Former FCC Chair Michael Powell was very enthusiastic about this proceeding as a way to get broadband competition. Martin has been a lot less excited about wireless generally than Powell was, a lot less excited than that about unlicensed generally, and even less excited that that about white spaces, since it means going toe-to-toe against the broadcasters (who oppose any use by others of "their" spectrum).

So the focus on white spaces has been in Congress, where it has had some modest success. It even made it into the otherwise wretched Stevens telecom reform bill.

So a number of us in DC are scratching our heads on why Martin has now given the o.k. to move forward on this proceeding. The timing of the notice (right before Martin's confirmation hearing) smells of politics. But the Stevens Bill isn't moving.
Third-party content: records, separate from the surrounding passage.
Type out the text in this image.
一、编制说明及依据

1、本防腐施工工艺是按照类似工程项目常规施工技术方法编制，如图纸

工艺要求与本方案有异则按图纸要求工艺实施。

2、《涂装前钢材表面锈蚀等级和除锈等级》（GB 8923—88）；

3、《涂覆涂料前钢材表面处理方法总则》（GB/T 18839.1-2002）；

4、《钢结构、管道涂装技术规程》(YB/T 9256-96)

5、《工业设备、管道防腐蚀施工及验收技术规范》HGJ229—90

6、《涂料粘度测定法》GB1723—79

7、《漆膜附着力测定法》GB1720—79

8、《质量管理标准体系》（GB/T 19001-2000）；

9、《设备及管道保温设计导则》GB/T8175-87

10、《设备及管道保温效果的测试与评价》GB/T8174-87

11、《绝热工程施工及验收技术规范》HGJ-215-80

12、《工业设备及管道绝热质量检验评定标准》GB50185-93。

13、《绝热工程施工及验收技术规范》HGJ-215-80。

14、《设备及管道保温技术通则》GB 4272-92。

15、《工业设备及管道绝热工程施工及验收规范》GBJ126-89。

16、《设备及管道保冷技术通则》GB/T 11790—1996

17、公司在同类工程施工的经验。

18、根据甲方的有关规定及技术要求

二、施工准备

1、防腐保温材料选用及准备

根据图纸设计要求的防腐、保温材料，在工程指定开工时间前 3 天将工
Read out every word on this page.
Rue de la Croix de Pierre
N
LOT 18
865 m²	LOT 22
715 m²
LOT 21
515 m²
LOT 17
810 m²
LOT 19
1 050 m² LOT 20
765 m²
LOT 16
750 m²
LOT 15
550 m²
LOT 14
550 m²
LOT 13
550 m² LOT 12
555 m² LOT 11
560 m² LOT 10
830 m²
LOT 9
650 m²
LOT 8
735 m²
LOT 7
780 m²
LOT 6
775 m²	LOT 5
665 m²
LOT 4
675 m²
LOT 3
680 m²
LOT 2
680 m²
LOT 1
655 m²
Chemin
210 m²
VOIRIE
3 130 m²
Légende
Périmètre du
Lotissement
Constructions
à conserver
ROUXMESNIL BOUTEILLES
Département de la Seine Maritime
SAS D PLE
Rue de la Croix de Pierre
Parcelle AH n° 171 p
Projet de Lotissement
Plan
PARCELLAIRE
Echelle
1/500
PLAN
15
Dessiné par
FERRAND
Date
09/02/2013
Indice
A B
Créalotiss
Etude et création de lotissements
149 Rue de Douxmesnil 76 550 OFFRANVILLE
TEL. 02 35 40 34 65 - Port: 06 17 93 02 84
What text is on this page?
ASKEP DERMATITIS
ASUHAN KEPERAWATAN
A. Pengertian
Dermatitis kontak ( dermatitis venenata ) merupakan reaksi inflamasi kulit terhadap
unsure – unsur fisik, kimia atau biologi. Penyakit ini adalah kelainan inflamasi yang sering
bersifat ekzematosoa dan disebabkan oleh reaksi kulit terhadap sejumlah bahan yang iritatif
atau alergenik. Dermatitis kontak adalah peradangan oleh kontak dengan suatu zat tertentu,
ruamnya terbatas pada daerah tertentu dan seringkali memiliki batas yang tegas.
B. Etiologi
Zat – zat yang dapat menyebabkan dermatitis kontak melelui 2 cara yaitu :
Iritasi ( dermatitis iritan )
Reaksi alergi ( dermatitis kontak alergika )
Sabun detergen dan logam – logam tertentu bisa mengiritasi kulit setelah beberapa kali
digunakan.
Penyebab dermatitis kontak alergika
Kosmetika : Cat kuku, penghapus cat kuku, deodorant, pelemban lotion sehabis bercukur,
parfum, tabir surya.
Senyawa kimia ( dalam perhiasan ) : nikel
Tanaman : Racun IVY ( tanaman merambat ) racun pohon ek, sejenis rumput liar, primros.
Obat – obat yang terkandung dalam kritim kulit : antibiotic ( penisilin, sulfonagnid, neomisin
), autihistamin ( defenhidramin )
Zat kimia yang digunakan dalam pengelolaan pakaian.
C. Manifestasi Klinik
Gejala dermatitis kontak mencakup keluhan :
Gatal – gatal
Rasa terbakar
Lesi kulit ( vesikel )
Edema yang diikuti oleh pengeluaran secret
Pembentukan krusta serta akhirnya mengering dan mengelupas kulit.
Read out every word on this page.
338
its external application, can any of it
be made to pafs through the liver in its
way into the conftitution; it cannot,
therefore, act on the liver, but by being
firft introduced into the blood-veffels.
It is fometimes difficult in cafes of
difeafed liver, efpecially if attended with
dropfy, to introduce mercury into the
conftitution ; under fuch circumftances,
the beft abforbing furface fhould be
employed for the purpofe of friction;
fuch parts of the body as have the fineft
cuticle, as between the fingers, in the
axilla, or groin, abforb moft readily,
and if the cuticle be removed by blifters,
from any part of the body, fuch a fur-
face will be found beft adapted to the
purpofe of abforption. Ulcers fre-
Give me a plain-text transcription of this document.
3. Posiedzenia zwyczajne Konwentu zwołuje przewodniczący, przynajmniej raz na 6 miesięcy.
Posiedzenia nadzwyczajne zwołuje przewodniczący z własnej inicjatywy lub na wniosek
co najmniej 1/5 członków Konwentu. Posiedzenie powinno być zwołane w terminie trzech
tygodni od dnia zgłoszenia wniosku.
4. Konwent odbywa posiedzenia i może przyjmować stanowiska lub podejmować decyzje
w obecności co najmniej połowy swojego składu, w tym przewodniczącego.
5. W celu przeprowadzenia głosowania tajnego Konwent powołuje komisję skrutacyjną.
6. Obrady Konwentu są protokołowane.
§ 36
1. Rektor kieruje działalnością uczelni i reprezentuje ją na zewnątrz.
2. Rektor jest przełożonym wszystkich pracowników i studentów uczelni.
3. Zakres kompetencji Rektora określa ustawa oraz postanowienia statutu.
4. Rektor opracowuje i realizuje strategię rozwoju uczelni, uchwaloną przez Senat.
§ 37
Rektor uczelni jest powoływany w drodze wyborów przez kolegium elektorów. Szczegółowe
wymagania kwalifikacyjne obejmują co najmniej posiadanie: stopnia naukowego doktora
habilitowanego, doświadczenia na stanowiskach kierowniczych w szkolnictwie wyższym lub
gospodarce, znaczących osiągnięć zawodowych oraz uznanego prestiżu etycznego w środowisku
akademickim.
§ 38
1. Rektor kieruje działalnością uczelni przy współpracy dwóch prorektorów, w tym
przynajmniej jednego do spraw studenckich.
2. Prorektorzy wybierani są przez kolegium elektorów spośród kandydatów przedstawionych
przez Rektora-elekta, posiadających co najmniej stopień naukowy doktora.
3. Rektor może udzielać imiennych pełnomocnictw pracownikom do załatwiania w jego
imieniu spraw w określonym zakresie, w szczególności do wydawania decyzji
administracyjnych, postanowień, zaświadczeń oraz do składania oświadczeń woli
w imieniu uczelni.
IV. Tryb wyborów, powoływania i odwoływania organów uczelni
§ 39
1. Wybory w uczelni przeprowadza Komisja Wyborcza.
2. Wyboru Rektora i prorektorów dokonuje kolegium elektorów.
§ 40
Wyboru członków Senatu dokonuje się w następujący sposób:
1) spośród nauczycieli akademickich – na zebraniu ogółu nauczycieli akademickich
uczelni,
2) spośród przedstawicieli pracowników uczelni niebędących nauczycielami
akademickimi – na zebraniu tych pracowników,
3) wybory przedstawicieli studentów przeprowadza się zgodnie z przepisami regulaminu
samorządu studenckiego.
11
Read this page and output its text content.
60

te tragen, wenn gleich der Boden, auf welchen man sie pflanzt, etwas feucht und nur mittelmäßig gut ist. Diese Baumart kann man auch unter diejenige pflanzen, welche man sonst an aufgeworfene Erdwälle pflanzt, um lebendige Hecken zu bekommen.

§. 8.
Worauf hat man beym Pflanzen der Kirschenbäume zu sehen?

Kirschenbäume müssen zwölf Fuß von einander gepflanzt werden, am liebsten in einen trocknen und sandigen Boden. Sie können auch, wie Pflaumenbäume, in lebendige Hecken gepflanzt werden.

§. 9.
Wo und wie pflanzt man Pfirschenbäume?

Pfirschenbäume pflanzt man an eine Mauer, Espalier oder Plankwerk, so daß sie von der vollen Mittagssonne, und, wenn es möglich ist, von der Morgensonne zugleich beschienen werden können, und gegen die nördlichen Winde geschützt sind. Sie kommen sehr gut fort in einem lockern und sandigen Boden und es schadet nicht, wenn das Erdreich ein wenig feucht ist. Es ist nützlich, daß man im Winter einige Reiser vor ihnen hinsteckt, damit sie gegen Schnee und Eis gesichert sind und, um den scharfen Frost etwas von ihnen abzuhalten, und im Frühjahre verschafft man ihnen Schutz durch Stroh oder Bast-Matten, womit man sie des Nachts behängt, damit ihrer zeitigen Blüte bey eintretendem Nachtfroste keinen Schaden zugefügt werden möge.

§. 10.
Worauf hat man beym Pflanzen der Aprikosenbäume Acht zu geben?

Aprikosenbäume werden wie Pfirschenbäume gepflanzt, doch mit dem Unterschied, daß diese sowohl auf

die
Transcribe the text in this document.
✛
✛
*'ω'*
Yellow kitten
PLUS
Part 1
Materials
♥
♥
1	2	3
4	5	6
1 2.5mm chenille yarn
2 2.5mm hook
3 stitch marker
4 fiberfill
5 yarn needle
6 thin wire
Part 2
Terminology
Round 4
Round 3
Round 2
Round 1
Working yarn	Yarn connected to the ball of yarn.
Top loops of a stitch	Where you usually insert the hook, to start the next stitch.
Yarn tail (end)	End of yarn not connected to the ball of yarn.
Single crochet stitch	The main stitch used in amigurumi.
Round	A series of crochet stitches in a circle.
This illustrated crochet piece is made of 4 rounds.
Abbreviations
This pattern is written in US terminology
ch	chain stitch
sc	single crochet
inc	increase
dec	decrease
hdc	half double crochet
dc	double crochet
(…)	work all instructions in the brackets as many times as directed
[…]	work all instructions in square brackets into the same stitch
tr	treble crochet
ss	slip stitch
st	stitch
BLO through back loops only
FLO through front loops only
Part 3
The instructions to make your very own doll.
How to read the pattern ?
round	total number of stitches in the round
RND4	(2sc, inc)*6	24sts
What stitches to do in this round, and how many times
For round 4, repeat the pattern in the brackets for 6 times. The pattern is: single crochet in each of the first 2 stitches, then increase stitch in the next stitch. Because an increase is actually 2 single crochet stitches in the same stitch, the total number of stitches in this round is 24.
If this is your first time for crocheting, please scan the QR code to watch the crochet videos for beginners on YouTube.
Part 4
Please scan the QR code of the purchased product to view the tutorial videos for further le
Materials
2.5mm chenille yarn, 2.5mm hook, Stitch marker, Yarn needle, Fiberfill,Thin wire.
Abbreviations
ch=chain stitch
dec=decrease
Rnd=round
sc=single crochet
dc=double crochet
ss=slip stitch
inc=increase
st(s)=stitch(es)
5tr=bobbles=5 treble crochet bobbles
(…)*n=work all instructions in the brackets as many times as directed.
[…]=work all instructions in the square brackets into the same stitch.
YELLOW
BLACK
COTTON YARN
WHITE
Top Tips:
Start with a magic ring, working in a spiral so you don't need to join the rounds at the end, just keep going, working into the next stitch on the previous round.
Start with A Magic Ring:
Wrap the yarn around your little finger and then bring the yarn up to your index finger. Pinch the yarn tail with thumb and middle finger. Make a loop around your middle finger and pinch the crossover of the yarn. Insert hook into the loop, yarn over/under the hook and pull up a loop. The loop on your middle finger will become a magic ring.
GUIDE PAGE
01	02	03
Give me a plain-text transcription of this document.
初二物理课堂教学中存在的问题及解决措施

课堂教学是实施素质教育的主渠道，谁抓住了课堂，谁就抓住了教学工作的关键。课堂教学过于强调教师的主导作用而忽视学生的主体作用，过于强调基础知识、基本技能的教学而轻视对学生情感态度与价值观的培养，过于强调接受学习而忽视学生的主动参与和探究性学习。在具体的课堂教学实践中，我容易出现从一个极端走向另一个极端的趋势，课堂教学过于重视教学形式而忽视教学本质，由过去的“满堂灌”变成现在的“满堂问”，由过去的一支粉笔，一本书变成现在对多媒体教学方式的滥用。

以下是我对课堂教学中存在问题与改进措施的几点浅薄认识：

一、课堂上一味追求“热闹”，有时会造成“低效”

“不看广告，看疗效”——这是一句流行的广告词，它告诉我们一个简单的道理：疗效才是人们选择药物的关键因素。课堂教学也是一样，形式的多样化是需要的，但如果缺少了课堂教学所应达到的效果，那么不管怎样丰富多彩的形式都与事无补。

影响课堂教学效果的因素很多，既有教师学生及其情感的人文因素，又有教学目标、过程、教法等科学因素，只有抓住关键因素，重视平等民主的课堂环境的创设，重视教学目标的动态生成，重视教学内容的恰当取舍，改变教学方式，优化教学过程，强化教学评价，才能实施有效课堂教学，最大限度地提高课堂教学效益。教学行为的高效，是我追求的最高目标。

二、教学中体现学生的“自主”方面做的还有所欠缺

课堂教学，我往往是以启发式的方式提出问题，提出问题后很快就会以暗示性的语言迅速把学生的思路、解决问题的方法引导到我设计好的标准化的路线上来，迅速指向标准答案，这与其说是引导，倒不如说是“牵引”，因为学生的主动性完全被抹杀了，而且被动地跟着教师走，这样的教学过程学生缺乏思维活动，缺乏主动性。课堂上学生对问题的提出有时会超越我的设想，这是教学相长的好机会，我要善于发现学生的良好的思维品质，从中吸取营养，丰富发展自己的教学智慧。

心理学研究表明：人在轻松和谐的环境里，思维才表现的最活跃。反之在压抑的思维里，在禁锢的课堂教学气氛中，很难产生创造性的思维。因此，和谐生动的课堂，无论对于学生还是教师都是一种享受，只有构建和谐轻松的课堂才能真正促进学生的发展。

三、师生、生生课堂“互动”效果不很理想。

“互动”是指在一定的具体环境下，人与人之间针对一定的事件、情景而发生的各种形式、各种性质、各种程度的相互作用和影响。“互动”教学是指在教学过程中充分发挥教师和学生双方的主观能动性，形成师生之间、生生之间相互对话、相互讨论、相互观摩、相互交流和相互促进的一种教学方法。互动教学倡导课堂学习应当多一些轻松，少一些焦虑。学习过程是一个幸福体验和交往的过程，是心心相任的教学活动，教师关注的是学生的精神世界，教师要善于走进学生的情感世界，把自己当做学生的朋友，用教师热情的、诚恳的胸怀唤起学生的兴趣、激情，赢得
And while many folks on the Senate Commerce Committee in both parties like the idea of opening the white spaces, the big issues for Martin were USF, media ownership, and network neutrality.

Whatever the reason, however, seeing forward movement on this proceeding is a welcome surprise.

2) The press reports that the FCC is close to resolving the dispute between Massport (which controls Logan Airport) and Continental Airlines on whether Continental can use its own wifi or must use Massport's exclusive contractor. This apparently minor proceeding has huge implications for use of wireless systems. If a landlord can block a tenant from using his or her own wireless system and require the tenant to use the system the landlord demands, then competition for fixed wireless services pretty much goes out the window.

In wireline services, incumbent wireline providers cut exclusive deals with landlords to keep out competitors. Want to subscribe to a cable overbuilder or CLEC? Too bad, says the landlord. As a condition of your lease, you have to use my provider. This is perfectly o.k., and has had huge impact on residential competition.

So it doesn't take a lot of imagination to see incumbents — including wireline incumbents — doing the same thing for wireless. Heck, Comcast and TW now have massive spectrum inventories. They can cut deals with landlords who will then turn around and say "you can use wireless, but it has to be my provider — Comcast." (Comcast, btw, is the provider Massport uses — at least according to the start up screen last time I passed through Logan.)

From what the press are saying, it looks like the FCC will come out in the right place on this one. I certainly hope so.

On the licensed side, the FCC issued three significant Notices in the last few months. The most important is the Notice for the auction rules for the 800 MHz auction (the returned DTV spectrum). That having been the subject of my last post, I won't belabor the issue here.

After a long quiessence, the FCC is once again looking at unlicensed spectrum. Hopefully, we will see some positive action soon.